Jim would just love that.
All three were young: late teens, early-twenties. A jackal on the left, the tallest of the three, with a loose mop of red hair. A wolf on the right, compact, light brown hair. He hadn’t thought he recognized the scent at first, but now that he’d sampled it for a while, the wolf did smell faintly familiar. The guy in the middle had the build of a wrestler. The scent said cat and a large one.
The cat leaned back and raised his chin. Long dark hair, big round eyes. Confident. They were about the same age, and the cat was clearly sizing him up. His eyes said he liked to fight and didn’t lose often. There was a first time for everything.
“You’re a long way from the Keep,” Derek said.
“You stink like blood,” the jackal said.
That would be a clue, if you weren’t stupid.
“He smells odd.” The wolf wrinkled his nose, trying to figure out what was under the blood. “Almost like a loup.”
He’d heard that one before. Sometimes memories he kept hidden deep under the last six years broke out, and his body reacted. It was the corpse of Lucy Ives that had done it. He’d found his youngest sister just like that, curled into a ball in her own blood. She’d been ten, too.
“He isn’t a loup,” the cat said. “Loups can’t stay human. But he isn’t Pack. If he was, you’d know him.
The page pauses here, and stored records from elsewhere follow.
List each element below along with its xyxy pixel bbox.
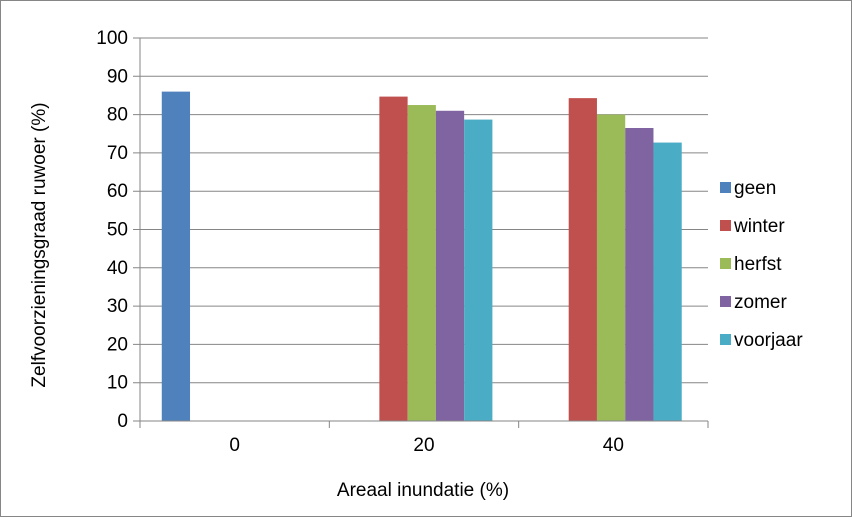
bar-winter-20 <box>379 96 408 421</box>
y-tick-label: 80 <box>107 105 128 126</box>
legend-item-geen: geen <box>720 178 776 199</box>
y-tick-label: 90 <box>107 66 128 87</box>
y-tick-label: 30 <box>107 296 128 317</box>
bar-voorjaar-20 <box>464 119 493 421</box>
legend-item-herfst: herfst <box>720 254 782 275</box>
x-tick-label: 0 <box>229 435 240 456</box>
y-tick-label: 70 <box>107 143 128 164</box>
y-tick-label: 10 <box>107 373 128 394</box>
bar-herfst-20 <box>407 105 436 422</box>
legend-swatch <box>720 334 731 345</box>
legend-swatch <box>720 220 731 231</box>
legend-item-zomer: zomer <box>720 292 787 313</box>
legend-item-voorjaar: voorjaar <box>720 330 803 351</box>
y-tick-label: 0 <box>117 411 128 432</box>
y-tick-label: 20 <box>107 334 128 355</box>
legend-label: voorjaar <box>734 330 803 351</box>
legend-swatch <box>720 296 731 307</box>
y-tick-label: 40 <box>107 258 128 279</box>
x-axis-title: Areaal inundatie (%) <box>337 480 509 501</box>
legend-item-winter: winter <box>720 216 785 237</box>
legend-label: winter <box>733 216 785 237</box>
y-tick-label: 100 <box>96 28 128 49</box>
bar-zomer-40 <box>625 128 654 421</box>
legend-swatch <box>720 258 731 269</box>
y-tick-label: 60 <box>107 181 128 202</box>
axes <box>139 38 709 428</box>
legend-label: zomer <box>734 292 787 313</box>
bars <box>161 91 682 422</box>
legend-swatch <box>720 182 731 193</box>
bar-geen-0 <box>161 91 191 422</box>
bar-zomer-20 <box>435 110 465 422</box>
legend: geen winter herfst zomer voorjaar <box>720 178 803 351</box>
legend-label: herfst <box>734 254 782 275</box>
y-tick-labels: 0 10 20 30 40 50 60 70 80 90 100 <box>96 28 128 432</box>
x-tick-label: 20 <box>413 435 434 456</box>
y-tick-label: 50 <box>107 220 128 241</box>
x-tick-label: 40 <box>603 435 624 456</box>
bar-winter-40 <box>568 98 597 422</box>
bar-voorjaar-40 <box>653 142 682 421</box>
bar-herfst-40 <box>596 114 626 421</box>
x-tick-labels: 0 20 40 <box>229 435 624 456</box>
y-axis-title: Zelfvoorzieningsgraad ruwoer (%) <box>29 102 50 387</box>
legend-label: geen <box>734 178 776 199</box>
Which means he’s got no business hanging around here.”
“Walk away,” Derek said.
“What?” The cat squinted. “I can’t hear you, outsider. Maybe we should show him what the Pack does to trespassers.”
They were too stupid or too new to know that official Pack policy dictated that uninvited guests were to be politely but firmly directed to visit the Keep or clear out of their territory in three days. The Pack didn’t threaten or intimidate. They didn’t need to. It was a lesson this dumbass would learn quickly. Pain was an excellent teacher.
The Pack had become the largest shapeshifter organization in the country, with the exception of Alaska’s Ice Fury, and it claimed a vast territory, covering the entire states of Georgia and North Carolina, and stretching down to Florida. Unaffiliated shapeshifters weren’t permitted within the Pack borders. They had three days to present themselves to Pack authority and petition for admission to the Pack or be asked to leave. The Pack was strong and many wanted to join, but absorbing the newcomers and settling them into the existing power structure took time. Back when Curran was the Beast Lord and Kate was his Consort, Curran had capped the admission to the Pack. Jim, the current Beast Lord, followed that policy. He didn’t want the Pack to grow too fast, especially not now, since the title of the Beast Lord had changed hands only months ago and his hold on power was still tenuous. For some reason, this particular small pack had been allowed to join. Right now Derek couldn’t see why.
A loud clopping of hooves made them all turn. A rider emerged from the side street. You noticed the horse first. You couldn’t help it. Built like a small draft horse, with powerful hindquarters and a solid body, she had a muscular neck and the stupid hair on the shins that made it hard to see where her hooves were when she kicked you, which she’d tried to do the first time she’d smelled him. The horse itself was black, or rather almost black, spotted with very faint grey dapples, but the leg hair—feathers, he remembered, although why the hell they called it feathers made no sense to him—was white. The mane was white too, ridiculously long, and wavy. It was wavy because the horse’s owner braided it and sometimes put flowers into it. Because she couldn’t get a normal horse. She had to have a draft version of My Little Pony.
“What the hell kind of horse is that?” the jackal asked.
“Gypsy horse.” He couldn’t keep the distaste out of his voice. That and the Friesian were the only two horse breeds he recognized, because he had had no choice about learning them.
The Gypsy horse moved into the moonlight, carrying her rider without any effort, which wasn’t much of an accomplishment, since the rider was sixteen years old, barely five-and-a-half feet tall, and weighed maybe a hundred and twenty pounds. If she was soaking wet and wearing all her clothes and carrying both of her tomahawks.
He opened his mouth and closed it. Julie was wearing a bluish T-shirt with the words Wild Magic stitched on it and a pair of jean shorts. Her long bare legs stood out against the horse’s black hide. Her blonde hair was pulled back into a ponytail, leaving her long neck exposed. A neck that would be frighteningly easy to snap even for a normal human.
The cat was checking her out. She was a kid. He was looking at her like she was dessert. Nothing good was going through his head.
Derek bit off the words, fighting a snarl. “What the fuck are you looking at?”
The cat grinned, baring his teeth. “Bonus.”
So that was the cat’s plan: Kill him and get Julie. Good plan. If Derek had both hands tied behind his back and his feet chained to the ground.
Julie waved at him and winked at the three shapeshifters. “You shouldn’t corner Big Bad Wolves like him on a dark street. It’s bad for your health.”
“What the hell are you doing here?” he growled. She shouldn’t be here. Not in the middle of the night and not in front of this house. He didn’t want to tell her what had happened in the house.
“I’m working,” she said.
“Why are you dressed like that?”
Her eyes narrowed. “Dressed like what?”